When she was about 16, my older daughter and I were sitting in my small house in Auburn, AL, and she turned to me to ask, “How do you deal with the fact that so many people think you are wrong?” She knew. They did, and still do.

Just yesterday I took part on a panel discussion at Boalt Hall, UC Berkeley’s School of Law, organized by the branch of the Federalist Society there, a group with a largely conservative membership in the legal profession. Of the three of us on the panel, I was clearly the most radical—or if you will, outrageous. The topic was “Is America Post-Democratic?” That meant, as I gathered, whether the United States of America is still something of a democracy or has this changed, if it ever was.
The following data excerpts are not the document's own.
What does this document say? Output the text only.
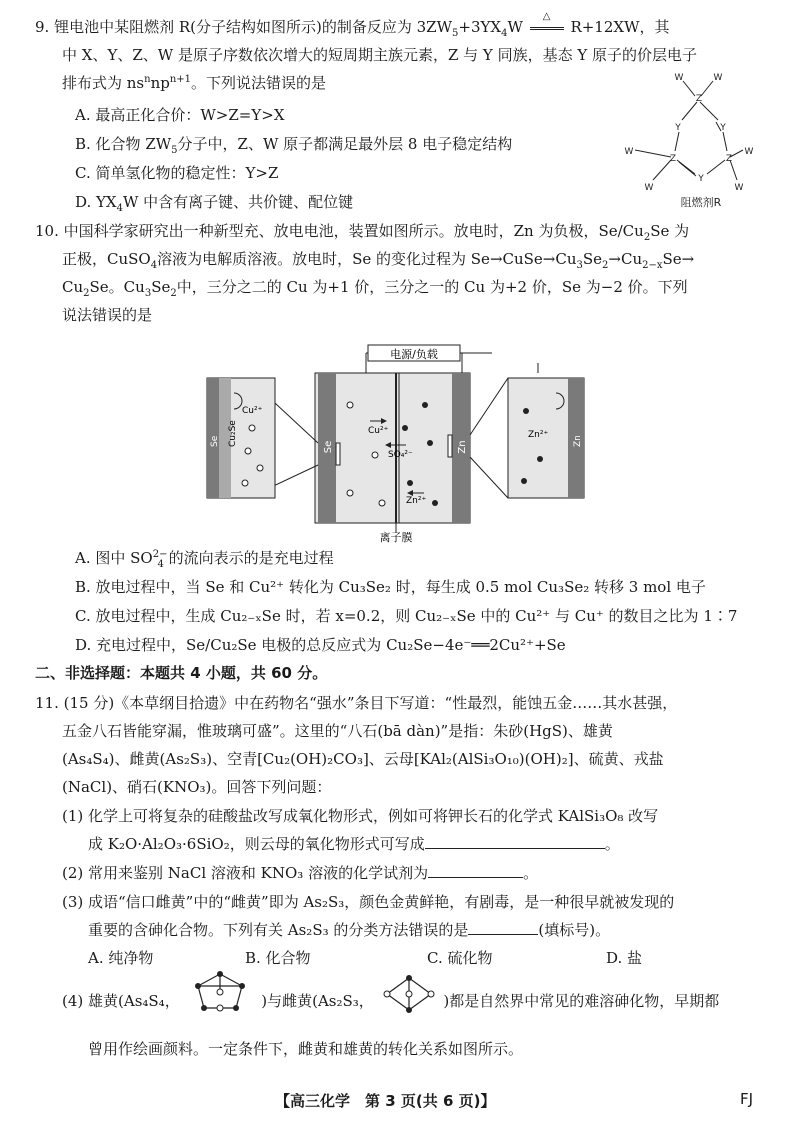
9. 锂电池中某阻燃剂 R(分子结构如图所示)的制备反应为 $3ZW_5+3YX_4W$
△
R+12XW，其
中 X、Y、Z、W 是原子序数依次增大的短周期主族元素，Z 与 Y 同族，基态 Y 原子的价层电子
排布式为 $ns^nnp^{n+1}$。下列说法错误的是
A. 最高正化合价：W>Z=Y>X
B. 化合物 $ZW_5$分子中，Z、W 原子都满足最外层 8 电子稳定结构
C. 简单氢化物的稳定性：Y>Z
D. $YX_4W$ 中含有离子键、共价键、配位键
W
Z
Y
W
Z	Z
W
W
Y
Y
W
W
阻燃剂R
10. 中国科学家研究出一种新型充、放电电池，装置如图所示。放电时，Zn 为负极，$Se/Cu_2Se$ 为
正极，CuSO$_4$溶液为电解质溶液。放电时，Se 的变化过程为 $Se\to CuSe\to Cu_3Se_2\to Cu_{2-x}Se\to$
$Cu_2Se$。$Cu_3Se_2$中，三分之二的 Cu 为+1 价，三分之一的 Cu 为+2 价，Se 为−2 价。下列
说法错误的是
电源/负载
Se	Zn
离子膜
Cu²⁺
SO₄²⁻
Zn²⁺
Se Cu₂Se
Cu²⁺
Zn
Zn²⁺
A. 图中 $SO^{2-}_4$ 的流向表示的是充电过程
B. 放电过程中，当 Se 和 Cu²⁺ 转化为 Cu₃Se₂ 时，每生成 0.5 mol Cu₃Se₂ 转移 3 mol 电子
C. 放电过程中，生成 Cu₂₋ₓSe 时，若 x=0.2，则 Cu₂₋ₓSe 中的 Cu²⁺ 与 Cu⁺ 的数目之比为 1∶7
D. 充电过程中，Se/Cu₂Se 电极的总反应式为 Cu₂Se−4e⁻══2Cu²⁺+Se
二、非选择题：本题共 4 小题，共 60 分。
11. (15 分)《本草纲目拾遗》中在药物名“强水”条目下写道：“性最烈，能蚀五金……其水甚强，
五金八石皆能穿漏，惟玻璃可盛”。这里的“八石(bā dàn)”是指：朱砂(HgS)、雄黄
(As₄S₄)、雌黄(As₂S₃)、空青[Cu₂(OH)₂CO₃]、云母[KAl₂(AlSi₃O₁₀)(OH)₂]、硫黄、戎盐
(NaCl)、硝石(KNO₃)。回答下列问题：
(1) 化学上可将复杂的硅酸盐改写成氧化物形式，例如可将钾长石的化学式 KAlSi₃O₈ 改写
成 K₂O·Al₂O₃·6SiO₂，则云母的氧化物形式可写成	。
(2) 常用来鉴别 NaCl 溶液和 KNO₃ 溶液的化学试剂为	。
(3) 成语“信口雌黄”中的“雌黄”即为 As₂S₃，颜色金黄鲜艳，有剧毒，是一种很早就被发现的
重要的含砷化合物。下列有关 As₂S₃ 的分类方法错误的是	(填标号)。
A. 纯净物	B. 化合物	C. 硫化物	D. 盐
(4) 雄黄(As₄S₄，	)与雌黄(As₂S₃，	)都是自然界中常见的难溶砷化物，早期都
曾用作绘画颜料。一定条件下，雌黄和雄黄的转化关系如图所示。
【高三化学　第 3 页(共 6 页)】	FJ
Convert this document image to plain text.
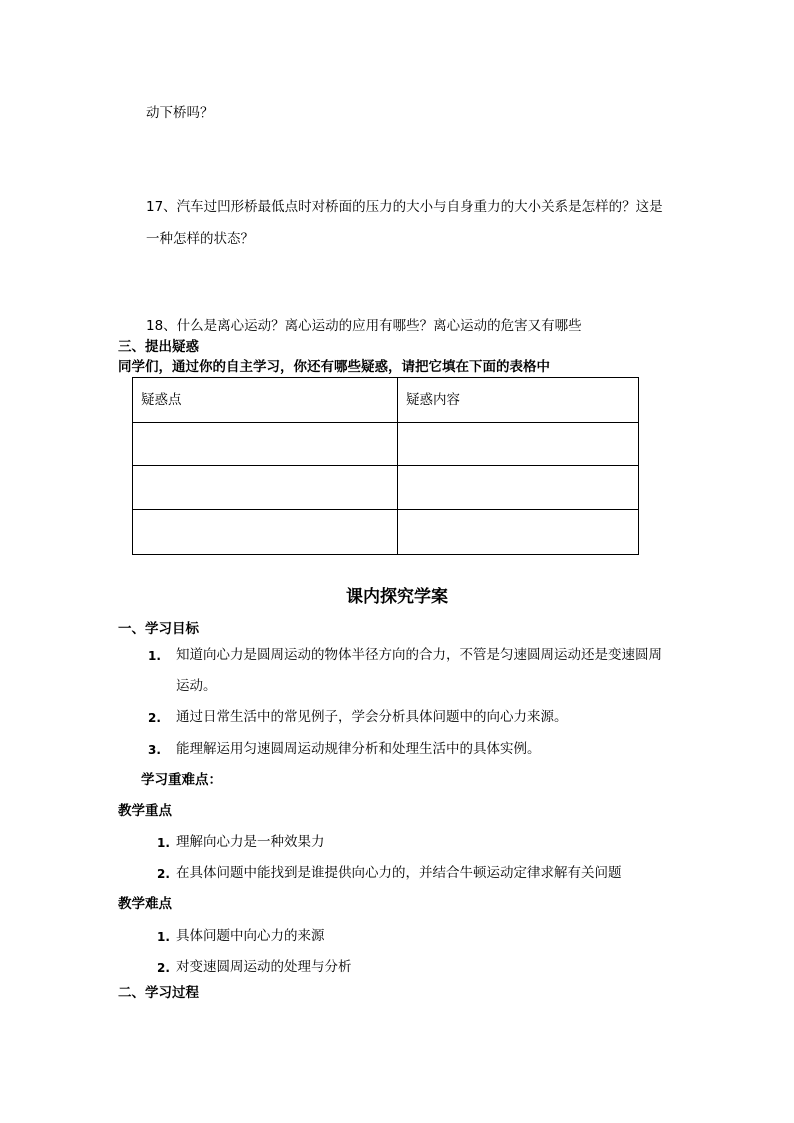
动下桥吗？
17、汽车过凹形桥最低点时对桥面的压力的大小与自身重力的大小关系是怎样的？这是
一种怎样的状态？
18、什么是离心运动？离心运动的应用有哪些？离心运动的危害又有哪些
三、提出疑惑
同学们，通过你的自主学习，你还有哪些疑惑，请把它填在下面的表格中
疑惑点	疑惑内容

课内探究学案
一、学习目标
1. 知道向心力是圆周运动的物体半径方向的合力，不管是匀速圆周运动还是变速圆周
运动。
2. 通过日常生活中的常见例子，学会分析具体问题中的向心力来源。
3. 能理解运用匀速圆周运动规律分析和处理生活中的具体实例。
学习重难点：
教学重点
1. 理解向心力是一种效果力
2. 在具体问题中能找到是谁提供向心力的，并结合牛顿运动定律求解有关问题
教学难点
1. 具体问题中向心力的来源
2. 对变速圆周运动的处理与分析
二、学习过程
My colleagues on the panel, a political science professor from UC Berkeley and a former director of a Green organization affiliated with Ralph Nader, spoke mostly about the particulars of contemporary politics. The professor lamented the alleged hegemony of the Bush conservative administration, arguing, if I understood him correctly, that Bush’s team has been moving toward a more and more remote government, one lacking accountability and severely restricting the input of majority of the members of the citizenry. The man from Green, in turn, lashed out as the allegedly inordinate influence big corporations have on American politics, itself a clear indication, he claimed, of anti-democratic trends in the country.

Both of these chaps pretty much took it as given that democracy is simply a swell thing, the more of it the better, period. In contrast, I argued that democracy is of merit only when severely constrained. In this I had some good authority from the American Founders, of course, from Federalist No. 10, where Madison, Hamilton and Jay wrote: “Democracies have ever been spectacles of turbulence and contention; have ever been found incompatible with personal security or the rights of property; and have in general been as short in their lives as they have been violent in their deaths.” To indicate that his sentiment had strong historical support especially now, I mentioned the democratic selection of Adolph Hitler, of Benito Mussolini and the example of some current democracies such as Haiti.

But then I went out to point out that taxes are a form of extortion and the majority’s approval of it—and Justice Holmes calling it the price we pay for civilization—doesn’t change this fact. I also defended the view that the power wielding of the democratic method is at most appropriate for small role of selecting administrators of a just legal order and, perhaps, in the initial institution of a constitutional system of individual rights. (Here I was thinking of how nicely this is shown in that classic Western movie, The Man Who Shot Liberty Valance.)

As expected, no one on the panel and the audience appeared to agree with any of this, although to my surprise several law students did come up to me afterwards to ask me very friendly questions about my position. The unpopularity of my views might put me in a funk, you could speculate, but I have had a pretty long history of similar responses from colleagues and people in general for over 40 years of thinking as I do. (I was inspired to take these kinds of ideas very seriously back in 1961, when I first encountered classical liberalism in John Locke and Ayn Rand as a member of the US Air Force in Washington, DC. Also, they pretty much are why I trekked from Hungary to the USA back in the 1950s.)

So, what did I answer my daughter who, incidentally, shares most of my convictions on political matters? My response went along the lines of, “Well, sweetie, I like being popular, I like having friendly colleagues, but I must say I like truth even more.” Later I learned that this is a bit like what Newton scribbled in his Cambridge notebooks: “Amicus Plato, amicus Aristotles; magis amica Veritas” (Plato is my friend, Aristotle is my friend, but truth is a better friend).

And, let’s face it, when back in the early 60s I ran across the ideas that I found to be closest to the truth as far as I could tell from my own explorations and, later, my studies, there were very few folks who took them seriously, which is no longer the case. Still, in terms of percentages, those convinced of the truth of individual rights and the justice of a regime grounded on them are still too few.

Yet think of it this way: The idea that each person is, by virtue of the very nature of his or her humanity, a sovereign being, a self-ruler not to be ruled against his or her will by anyone else is not only true but also the most radical idea in all of political history. So why expect that it would be all that popular anyway? It takes time for such a novel, outrageous idea to catch on, if it ever fully will.